Lonitoclax represents a new generation of BCL-2 inhibitors, engineered to address some of the limitations observed with current therapies like venetoclax. BCL-2 is a key antiapoptotic protein commonly overexpressed in AML and other hematologic malignancies.2
While venetoclax has shown clinical benefit, its use can be restricted by dose-limiting toxicities, immunosuppressive effects, and risks such as tumor lysis syndrome and CYP3A4-mediated drug-drug interactions.1
Designed with improved selectivity for BCL-2 over BCL-xL, lonitoclax exhibits a shorter half-life and reduced CYP3A4 inhibition—features intended to lower the risk of tumor lysis syndrome and avoid drug accumulation. Preclinical data suggest lonitoclax has comparable, if not superior, antitumor efficacy to venetoclax in both lymphoid and myeloid malignancies, with a favorable safety profile. Notably, lonitoclax shows limited immunosuppressive activity on B cells, CD8+ T cells, and natural killer cells, potentially preserving immune function in treated patients.

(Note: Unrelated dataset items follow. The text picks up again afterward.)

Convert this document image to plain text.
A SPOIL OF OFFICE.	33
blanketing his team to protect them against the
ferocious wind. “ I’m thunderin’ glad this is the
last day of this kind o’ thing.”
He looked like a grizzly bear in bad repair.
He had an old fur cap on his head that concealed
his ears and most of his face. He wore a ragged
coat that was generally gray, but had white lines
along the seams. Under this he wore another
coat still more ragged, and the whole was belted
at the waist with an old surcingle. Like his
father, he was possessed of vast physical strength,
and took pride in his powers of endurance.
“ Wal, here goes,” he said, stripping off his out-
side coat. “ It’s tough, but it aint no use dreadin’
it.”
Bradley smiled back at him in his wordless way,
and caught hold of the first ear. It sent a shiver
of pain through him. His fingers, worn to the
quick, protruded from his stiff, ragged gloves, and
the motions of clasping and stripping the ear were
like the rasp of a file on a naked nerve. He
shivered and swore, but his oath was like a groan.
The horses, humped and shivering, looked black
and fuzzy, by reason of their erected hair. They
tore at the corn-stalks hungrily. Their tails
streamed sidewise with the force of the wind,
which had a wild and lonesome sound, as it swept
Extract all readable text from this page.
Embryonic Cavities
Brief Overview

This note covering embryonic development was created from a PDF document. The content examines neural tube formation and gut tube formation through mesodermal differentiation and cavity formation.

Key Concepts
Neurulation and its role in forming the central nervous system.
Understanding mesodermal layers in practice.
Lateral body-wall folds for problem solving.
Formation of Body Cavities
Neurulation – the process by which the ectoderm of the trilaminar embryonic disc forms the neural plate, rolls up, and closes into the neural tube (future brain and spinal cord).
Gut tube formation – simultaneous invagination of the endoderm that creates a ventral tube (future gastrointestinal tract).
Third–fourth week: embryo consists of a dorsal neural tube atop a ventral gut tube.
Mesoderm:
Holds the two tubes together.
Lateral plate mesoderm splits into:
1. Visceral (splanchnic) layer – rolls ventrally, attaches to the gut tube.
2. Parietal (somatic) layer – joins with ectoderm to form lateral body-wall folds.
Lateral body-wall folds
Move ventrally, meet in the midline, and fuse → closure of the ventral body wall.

Preclinical studies have also demonstrated lonitoclax’s synergistic potential when combined with azacitidine, FLT3 inhibitors, and menin inhibitors in AML xenograft models. Additionally, ex vivo caspase activation in chronic lymphocytic leukemia (CLL) primary cells has been observed at exposure levels that were well tolerated in healthy volunteer studies, supporting the drug’s pharmacodynamic activity and clinical potential.
If successful, lonitoclax may offer a safer, more targeted outpatient treatment option for patients with R/R AML and possibly other BCL-2–dependent malignancies such as CLL and low-grade lymphomas.